The college is looking to offer more courses in problem gambling, Grattan said. Faculty members are working with the New York Council on Problem Gambling to educate students on how to recognize characteristics of gambling addiction.
SCCC’s gaming program offers a security and surveillance course, but Grattan said the college is considering creating a standalone certificate or degree program in the area.
“We have had some interesting meetings with technology companies about drones in regards to security surveillance,” Grattan said.
SCCC is also planning to add new noncredit training programs that teach basic skills for employment, such as food preparation and housekeeping for the casino’s restaurants and hotel.
“Our beverage management and hospitality programs will benefit from a casino here, as well,” said Martha Asselin, SCCC’s acting president. “Communications, marketing and psychology are also skillsets that Rush will look for in employees. We will be looking at how to connect those programs with the uniqueness of a casino coming to Schenectady.”
Joseph Caprara, 36, will be one of the first students to graduate from the gaming program in May. He hopes to become a casino floor manager, a shift from past jobs in the kitchen at restaurants in Colonie.
Caprara was planning to earn his culinary degree, but like Favata, he was drawn to the college’s gaming program when he visited SCCC’s website. As a floor manager at a casino, Caprara said he could leverage his culinary skills and get a piece of all the industry has to offer.
“I want to be on the floor, in the pit and dealing with the public, even if it has to do with security,” he said. “Casinos have restaurants, hotels and gaming. The casino general manager would probably oversee all of that, so that would be my ultimate goal.”

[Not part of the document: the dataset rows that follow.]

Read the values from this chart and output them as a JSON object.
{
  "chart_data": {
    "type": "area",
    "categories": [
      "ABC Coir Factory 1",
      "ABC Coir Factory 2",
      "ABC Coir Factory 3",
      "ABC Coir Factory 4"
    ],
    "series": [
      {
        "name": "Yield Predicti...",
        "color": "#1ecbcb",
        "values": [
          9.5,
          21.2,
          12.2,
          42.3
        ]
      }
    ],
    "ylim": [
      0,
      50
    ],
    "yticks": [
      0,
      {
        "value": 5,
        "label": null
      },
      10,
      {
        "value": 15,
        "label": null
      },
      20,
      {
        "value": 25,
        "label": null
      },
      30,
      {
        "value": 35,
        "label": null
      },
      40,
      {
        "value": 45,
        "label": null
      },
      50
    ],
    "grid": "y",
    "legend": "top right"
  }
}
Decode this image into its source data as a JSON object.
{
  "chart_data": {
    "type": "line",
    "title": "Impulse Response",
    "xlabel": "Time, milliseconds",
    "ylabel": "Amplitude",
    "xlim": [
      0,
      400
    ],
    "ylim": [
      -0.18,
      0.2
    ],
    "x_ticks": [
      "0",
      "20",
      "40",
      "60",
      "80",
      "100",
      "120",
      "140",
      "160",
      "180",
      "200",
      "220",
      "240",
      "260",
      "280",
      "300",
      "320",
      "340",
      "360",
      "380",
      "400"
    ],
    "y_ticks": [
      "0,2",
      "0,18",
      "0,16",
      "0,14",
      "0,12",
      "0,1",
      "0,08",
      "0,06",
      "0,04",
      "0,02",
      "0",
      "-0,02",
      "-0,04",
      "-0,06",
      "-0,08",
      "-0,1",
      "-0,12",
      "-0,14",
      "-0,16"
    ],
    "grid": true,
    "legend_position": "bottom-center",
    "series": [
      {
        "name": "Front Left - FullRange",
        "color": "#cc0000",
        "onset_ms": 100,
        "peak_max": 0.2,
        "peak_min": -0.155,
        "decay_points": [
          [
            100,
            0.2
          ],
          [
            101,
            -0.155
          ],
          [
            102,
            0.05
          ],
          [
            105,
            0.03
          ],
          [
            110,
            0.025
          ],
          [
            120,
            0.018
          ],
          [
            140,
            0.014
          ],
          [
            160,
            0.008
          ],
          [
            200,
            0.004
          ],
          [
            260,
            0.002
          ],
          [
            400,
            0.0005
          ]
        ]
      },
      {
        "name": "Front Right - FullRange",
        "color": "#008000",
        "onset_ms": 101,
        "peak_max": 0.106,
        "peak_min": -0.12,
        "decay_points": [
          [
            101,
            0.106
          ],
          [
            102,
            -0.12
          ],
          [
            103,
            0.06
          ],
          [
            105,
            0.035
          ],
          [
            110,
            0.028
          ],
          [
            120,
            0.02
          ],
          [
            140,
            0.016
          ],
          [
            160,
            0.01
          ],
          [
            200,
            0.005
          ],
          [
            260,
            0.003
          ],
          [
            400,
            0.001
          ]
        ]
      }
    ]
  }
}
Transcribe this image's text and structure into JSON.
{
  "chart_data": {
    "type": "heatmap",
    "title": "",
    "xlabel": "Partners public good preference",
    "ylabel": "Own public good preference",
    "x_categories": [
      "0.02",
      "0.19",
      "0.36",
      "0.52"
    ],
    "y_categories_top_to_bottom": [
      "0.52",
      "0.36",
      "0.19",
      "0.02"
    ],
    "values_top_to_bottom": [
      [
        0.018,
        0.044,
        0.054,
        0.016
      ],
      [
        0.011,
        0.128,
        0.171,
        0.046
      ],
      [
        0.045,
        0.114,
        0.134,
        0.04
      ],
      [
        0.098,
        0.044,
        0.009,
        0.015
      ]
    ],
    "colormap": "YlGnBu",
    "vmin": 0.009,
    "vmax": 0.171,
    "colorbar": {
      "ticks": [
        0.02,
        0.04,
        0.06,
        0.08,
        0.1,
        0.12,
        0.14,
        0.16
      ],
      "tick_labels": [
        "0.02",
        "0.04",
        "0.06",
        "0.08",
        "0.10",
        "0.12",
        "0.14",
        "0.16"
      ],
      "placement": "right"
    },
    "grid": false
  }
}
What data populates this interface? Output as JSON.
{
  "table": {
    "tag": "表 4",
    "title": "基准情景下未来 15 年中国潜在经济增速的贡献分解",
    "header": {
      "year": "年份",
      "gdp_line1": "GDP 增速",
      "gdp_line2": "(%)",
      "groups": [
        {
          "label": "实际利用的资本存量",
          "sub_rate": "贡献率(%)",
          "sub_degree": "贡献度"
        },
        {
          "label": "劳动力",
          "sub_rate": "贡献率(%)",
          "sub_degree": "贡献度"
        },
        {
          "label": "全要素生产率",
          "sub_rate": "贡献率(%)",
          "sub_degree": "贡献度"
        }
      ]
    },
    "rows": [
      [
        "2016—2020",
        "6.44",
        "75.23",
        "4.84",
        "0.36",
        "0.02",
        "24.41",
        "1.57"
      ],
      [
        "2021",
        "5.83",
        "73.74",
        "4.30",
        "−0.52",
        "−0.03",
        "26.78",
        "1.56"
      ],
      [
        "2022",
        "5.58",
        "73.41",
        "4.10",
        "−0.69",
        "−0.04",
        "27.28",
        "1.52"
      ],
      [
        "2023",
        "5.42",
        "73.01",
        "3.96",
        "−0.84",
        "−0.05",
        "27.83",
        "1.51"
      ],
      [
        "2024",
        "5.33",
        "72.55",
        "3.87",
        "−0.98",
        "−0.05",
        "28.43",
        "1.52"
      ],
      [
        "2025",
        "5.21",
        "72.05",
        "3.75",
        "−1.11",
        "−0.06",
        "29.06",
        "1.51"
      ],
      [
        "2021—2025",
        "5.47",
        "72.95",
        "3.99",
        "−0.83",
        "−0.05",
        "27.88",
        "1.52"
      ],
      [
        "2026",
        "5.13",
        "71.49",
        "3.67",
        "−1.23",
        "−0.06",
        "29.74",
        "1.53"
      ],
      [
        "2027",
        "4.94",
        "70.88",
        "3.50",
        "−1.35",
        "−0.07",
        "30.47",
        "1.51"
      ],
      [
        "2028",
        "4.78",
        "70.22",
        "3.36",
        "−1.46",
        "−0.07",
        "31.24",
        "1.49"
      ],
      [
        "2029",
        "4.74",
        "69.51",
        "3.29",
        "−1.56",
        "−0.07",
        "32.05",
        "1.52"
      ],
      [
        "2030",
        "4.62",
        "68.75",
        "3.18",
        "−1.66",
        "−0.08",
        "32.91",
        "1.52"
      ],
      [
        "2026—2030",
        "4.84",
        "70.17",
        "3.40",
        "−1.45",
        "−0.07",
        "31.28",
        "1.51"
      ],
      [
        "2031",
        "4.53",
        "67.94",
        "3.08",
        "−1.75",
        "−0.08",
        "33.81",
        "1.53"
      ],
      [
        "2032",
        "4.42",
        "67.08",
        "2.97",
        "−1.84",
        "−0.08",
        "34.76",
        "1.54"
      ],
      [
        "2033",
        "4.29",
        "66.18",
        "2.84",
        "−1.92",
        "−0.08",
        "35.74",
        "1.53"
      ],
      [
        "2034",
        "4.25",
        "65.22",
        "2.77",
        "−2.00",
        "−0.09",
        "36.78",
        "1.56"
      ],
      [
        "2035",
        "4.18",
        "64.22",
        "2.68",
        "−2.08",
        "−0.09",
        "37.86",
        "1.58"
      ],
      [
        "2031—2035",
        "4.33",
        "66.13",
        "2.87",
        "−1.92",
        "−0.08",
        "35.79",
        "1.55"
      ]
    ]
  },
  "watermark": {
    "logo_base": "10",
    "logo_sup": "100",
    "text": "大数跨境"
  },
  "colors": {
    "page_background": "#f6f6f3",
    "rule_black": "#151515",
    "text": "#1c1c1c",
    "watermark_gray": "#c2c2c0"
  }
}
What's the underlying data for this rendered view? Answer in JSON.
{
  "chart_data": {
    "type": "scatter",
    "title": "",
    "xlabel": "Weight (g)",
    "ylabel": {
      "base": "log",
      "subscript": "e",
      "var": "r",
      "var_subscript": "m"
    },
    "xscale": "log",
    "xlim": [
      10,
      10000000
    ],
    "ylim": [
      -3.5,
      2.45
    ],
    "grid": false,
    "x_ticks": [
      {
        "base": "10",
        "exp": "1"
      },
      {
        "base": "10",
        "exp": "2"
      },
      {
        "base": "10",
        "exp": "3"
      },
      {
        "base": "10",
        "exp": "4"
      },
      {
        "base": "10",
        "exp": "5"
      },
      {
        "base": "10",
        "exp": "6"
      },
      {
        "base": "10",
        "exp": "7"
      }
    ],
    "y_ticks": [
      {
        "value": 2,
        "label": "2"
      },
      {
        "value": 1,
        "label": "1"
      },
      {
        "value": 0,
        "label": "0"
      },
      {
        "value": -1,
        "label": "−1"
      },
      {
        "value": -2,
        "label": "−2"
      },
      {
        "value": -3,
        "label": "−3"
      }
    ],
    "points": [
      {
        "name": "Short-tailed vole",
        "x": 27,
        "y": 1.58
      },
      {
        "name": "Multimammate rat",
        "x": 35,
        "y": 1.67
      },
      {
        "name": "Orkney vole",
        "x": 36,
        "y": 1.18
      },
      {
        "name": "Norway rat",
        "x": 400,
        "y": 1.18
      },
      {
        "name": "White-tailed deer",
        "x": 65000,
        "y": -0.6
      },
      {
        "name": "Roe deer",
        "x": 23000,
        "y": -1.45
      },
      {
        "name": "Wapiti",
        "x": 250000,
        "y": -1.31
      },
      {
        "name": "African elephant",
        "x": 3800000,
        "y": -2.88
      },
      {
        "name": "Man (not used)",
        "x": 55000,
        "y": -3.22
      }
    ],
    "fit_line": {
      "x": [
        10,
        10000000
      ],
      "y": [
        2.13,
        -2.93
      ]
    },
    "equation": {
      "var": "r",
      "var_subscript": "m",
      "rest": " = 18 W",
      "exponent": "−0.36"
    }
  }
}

Caprara has big dreams. He hopes to be one of the first people hired at Rivers Casino. He plans to continue taking classes in hospitality and restaurant management to get more experience. “My ultimate goal is to work for them,” he said. “I think the casino coming is a great opportunity because it’s a chance for people to get into this industry. It will also help the local economy big time.
“I have no thoughts of going out of state; I want to stay right here.”